Prepaids from inventory contracts

 

In February and March of 2017, WCI entered issued two purchase orders with the manufacturer of the CellerateRX product to purchase $387,650 of product. Payments totaling $193,825 were made in February and March of 2017, with the remaining balance of $193,825 to be paid in 2017 upon receipt of the products. This amount is recorded as an asset in the “Prepaid and other assets” account at March 31, 2017, based on the contractual obligation of the parties.

 

Office leases

 

The Company’s corporate office was located at 16633 Dallas Parkway, Suite 250, Addison, TX 75001. The lease was entered into in November of 2013. The lease expired on April 30, 2017, and required base rent payments of $5,737 per month for months 1-17, $5,866 for months 18-29, and $5,995 for months 30-41.

 

In March of 2017, the Company executed a new office lease for office space located at 1200 Summit Ave., Suite 414, Fort Worth, TX 76102 and relocated our corporate offices there on April 22, 2017. The lease is effective May 1, 2017, and ends on the last day of the fiftieth (50th) full calendar month following the effective date, (June 30, 2021).
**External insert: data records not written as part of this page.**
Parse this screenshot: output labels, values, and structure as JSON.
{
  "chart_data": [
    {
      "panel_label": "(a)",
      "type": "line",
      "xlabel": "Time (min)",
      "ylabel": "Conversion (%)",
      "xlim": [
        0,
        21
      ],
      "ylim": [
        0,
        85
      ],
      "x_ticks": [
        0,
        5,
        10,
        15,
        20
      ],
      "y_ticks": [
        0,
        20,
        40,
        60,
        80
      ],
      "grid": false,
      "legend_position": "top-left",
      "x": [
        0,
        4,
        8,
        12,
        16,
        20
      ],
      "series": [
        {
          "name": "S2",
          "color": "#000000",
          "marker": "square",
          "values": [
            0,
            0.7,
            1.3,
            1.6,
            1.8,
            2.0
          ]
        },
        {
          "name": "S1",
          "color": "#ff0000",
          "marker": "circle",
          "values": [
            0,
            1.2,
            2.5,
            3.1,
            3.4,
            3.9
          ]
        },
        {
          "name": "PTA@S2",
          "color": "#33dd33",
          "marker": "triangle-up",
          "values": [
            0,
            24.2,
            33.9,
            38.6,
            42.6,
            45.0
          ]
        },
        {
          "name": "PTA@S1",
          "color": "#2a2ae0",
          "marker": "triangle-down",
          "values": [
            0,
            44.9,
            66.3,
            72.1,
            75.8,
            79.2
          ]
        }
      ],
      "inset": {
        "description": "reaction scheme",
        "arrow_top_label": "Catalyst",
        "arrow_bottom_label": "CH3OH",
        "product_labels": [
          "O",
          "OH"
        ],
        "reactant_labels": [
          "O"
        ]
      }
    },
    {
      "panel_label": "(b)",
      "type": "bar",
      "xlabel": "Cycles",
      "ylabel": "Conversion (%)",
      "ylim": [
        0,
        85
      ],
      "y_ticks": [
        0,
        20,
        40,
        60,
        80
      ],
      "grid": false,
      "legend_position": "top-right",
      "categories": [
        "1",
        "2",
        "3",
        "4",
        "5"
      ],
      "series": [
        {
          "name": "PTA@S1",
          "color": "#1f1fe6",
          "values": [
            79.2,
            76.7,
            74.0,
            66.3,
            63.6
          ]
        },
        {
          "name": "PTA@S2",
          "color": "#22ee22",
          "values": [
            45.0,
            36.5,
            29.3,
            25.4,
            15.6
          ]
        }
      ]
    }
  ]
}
Monthly base rental payments are as follows: months 1-2, $0; months 3-14, $7,250; months 15-26, $7,401; months 27-38, $7,552; and months 39-50, $7,703.

 

Payables to Related Parties

 

As of March 31, 2017, and December 31, 2016, the Company had outstanding payables to related parties totaling $45,108 and $93,655, respectively. The payables are unsecured, bear no interest and due on demand.